Defenders of Israel likewise ridiculously insist that the non-violent campaign of boycott against Israel is now antisemitic because Nazis vilely boycotted Jewish businesses in the 1930s. Similarly, credible accusations of Jewish West Bank settlers piercing Palestinian water tanks, cutting pipes, and destroying cisterns, or putting dead animals in Palestinian farmers’ wells should not be discounted merely because Jews were falsely accused of poisoning communal water supplies in the Middle Ages. Or, because Jews were unfairly maligned for centuries for resorting to money-lending, we must never hold any Jew accountable today for financial impropriety. Would that be a get-out-of-jail-free card for Bernie Madoff?
There has also been debate on whether the caricature of Netanyahu as Nosferatu greatly exaggerates his nose in the style of the notorious Nazi news rag Der Stürmer. But an honest perusal of the cartoon betrays no gross proboscal distortion. True, Der Stŭrmer did grossly distort all Jewish faces in a truly obnoxious way. But is distortion henceforth always emulative of Der Stürmer? If cartoons distort, then should we ban all cartoons on the subject of Israel?
Nosferatu, the vampire in the Murnau film is considered an embodiment of evil, evoking fear and horror. And the cartoon definitely paints Netanyahu in a similar light. But in the context of the wanton killing of over 30,000 people, over 12,000 of them children, and the prospect of thousands more dead in an assault on Rafah, the caricature should be within the ambit of allowable criticism.
The defenders of Israel and the vigilantes against antisemitism insist on presenting us with a false binary. To them, discrimination against Jews does not exist on a continuum, with bad jokes or shallow stereotypes at one end and Treblinka at the other end. They want to force us to declare every disparagement of Jews or Israel as antisemitic. Everything is next door to the gas chamber. If we disagree, we are worse than Nazis.
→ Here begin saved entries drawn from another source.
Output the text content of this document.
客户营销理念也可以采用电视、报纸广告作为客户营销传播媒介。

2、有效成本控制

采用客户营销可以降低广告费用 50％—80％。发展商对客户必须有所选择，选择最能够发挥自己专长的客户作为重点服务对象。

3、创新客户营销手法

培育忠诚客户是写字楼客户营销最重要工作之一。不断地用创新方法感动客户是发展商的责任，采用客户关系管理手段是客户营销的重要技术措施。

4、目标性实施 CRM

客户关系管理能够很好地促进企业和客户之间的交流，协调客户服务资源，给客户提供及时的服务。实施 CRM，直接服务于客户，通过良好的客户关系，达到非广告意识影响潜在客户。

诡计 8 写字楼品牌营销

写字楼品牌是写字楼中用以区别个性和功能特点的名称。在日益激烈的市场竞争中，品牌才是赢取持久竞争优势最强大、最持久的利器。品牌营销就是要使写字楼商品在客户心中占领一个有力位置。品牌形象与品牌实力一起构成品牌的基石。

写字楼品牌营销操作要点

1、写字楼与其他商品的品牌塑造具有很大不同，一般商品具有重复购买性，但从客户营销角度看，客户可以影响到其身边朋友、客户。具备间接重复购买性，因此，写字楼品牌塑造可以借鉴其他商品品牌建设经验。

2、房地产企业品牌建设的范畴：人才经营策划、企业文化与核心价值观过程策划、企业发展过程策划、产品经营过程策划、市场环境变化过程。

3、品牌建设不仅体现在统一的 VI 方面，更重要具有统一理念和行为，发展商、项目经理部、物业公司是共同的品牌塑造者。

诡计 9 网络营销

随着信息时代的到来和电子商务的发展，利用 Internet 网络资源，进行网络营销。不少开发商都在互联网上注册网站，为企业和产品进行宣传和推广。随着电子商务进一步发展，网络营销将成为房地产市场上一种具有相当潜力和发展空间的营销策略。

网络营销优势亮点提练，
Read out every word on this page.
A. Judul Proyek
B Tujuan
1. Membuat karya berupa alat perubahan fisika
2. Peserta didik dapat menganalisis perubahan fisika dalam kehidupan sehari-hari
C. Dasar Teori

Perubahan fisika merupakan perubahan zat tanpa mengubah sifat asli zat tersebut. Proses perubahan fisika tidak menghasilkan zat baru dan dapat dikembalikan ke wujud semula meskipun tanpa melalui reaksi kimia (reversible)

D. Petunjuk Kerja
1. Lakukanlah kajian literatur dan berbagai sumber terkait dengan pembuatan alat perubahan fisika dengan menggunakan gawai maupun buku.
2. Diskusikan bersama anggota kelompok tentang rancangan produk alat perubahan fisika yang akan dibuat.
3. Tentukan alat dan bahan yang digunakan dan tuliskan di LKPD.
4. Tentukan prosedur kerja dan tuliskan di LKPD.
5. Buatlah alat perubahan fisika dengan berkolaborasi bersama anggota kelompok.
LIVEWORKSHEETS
But we must resist buying into this framing of the question, one that implores us to “join in denouncing this grotesque cartoon or you are a traitor to the Jewish people and a friend of Hamas.” Something can be obtuse or crude or perhaps even counterproductive without being susceptible to the label of antisemitic.
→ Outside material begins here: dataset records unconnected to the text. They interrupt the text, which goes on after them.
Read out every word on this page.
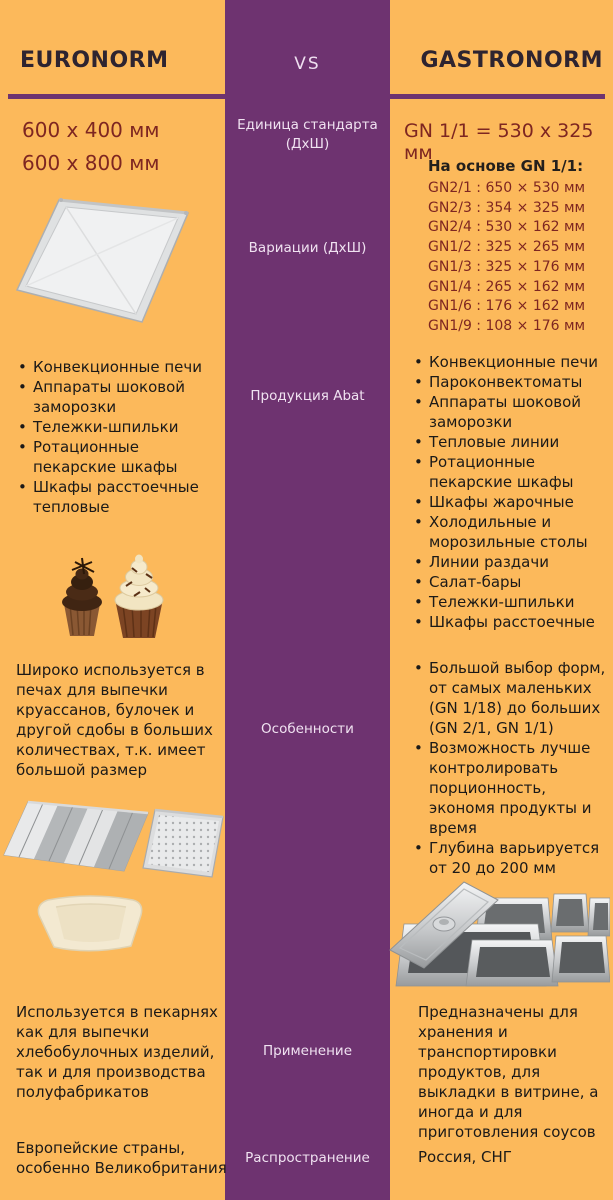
EURONORM	VS	GASTRONORM
Единица стандарта (ДхШ)
Вариации (ДхШ)
Продукция Abat
Особенности
Применение
Распространение
600 x 400 мм
600 x 800 мм
GN 1/1 = 530 x 325 мм
На основе GN 1/1:
GN2/1 : 650 × 530 мм
GN2/3 : 354 × 325 мм
GN2/4 : 530 × 162 мм
GN1/2 : 325 × 265 мм
GN1/3 : 325 × 176 мм
GN1/4 : 265 × 162 мм
GN1/6 : 176 × 162 мм
GN1/9 : 108 × 176 мм
• Конвекционные печи
• Аппараты шоковой заморозки
• Тележки-шпильки
• Ротационные пекарские шкафы
• Шкафы расстоечные тепловые
• Конвекционные печи
• Пароконвектоматы
• Аппараты шоковой заморозки
• Тепловые линии
• Ротационные пекарские шкафы
• Шкафы жарочные
• Холодильные и морозильные столы
• Линии раздачи
• Салат-бары
• Тележки-шпильки
• Шкафы расстоечные
Широко используется в печах для выпечки круассанов, булочек и другой сдобы в больших количествах, т.к. имеет большой размер
• Большой выбор форм, от самых маленьких (GN 1/18) до больших (GN 2/1, GN 1/1)
• Возможность лучше контролировать порционность, экономя продукты и время
• Глубина варьируется от 20 до 200 мм
Используется в пекарнях как для выпечки хлебобулочных изделий, так и для производства полуфабрикатов
Предназначены для хранения и транспортировки продуктов, для выкладки в витрине, а иногда и для приготовления соусов
Европейские страны, особенно Великобритания
Россия, СНГ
British historian Stephen Beller puts it succinctly regarding the promiscuous use of “antisemitic”:
“…[Accusations of antisemitism are] rhetorically very powerful because as soon as you label someone antisemitic you can dismiss them and their arguments as irrational, as insane, and hence, they do not have to be taken seriously, or alternatively, have to be taken extremely seriously as a threat not only to Jews but to the whole of society and humanity. It can serve as a political ‘magic wand’…
“…If you call someone an antisemite, you are, in effect, associating them with the Holocaust – that is the nuclear option of political rhetoric.”
Champions of social justice must strongly resist the political “magic wand” and the spell it is designed to cast. If the net of antisemitism accusation is spread so widely that practically everything is antisemitic, then nothing is antisemitic. •
This article is the personal opinion of the author alone and does not necessarily represent the views of Independent Jewish Voices Canada, of which the author is a member.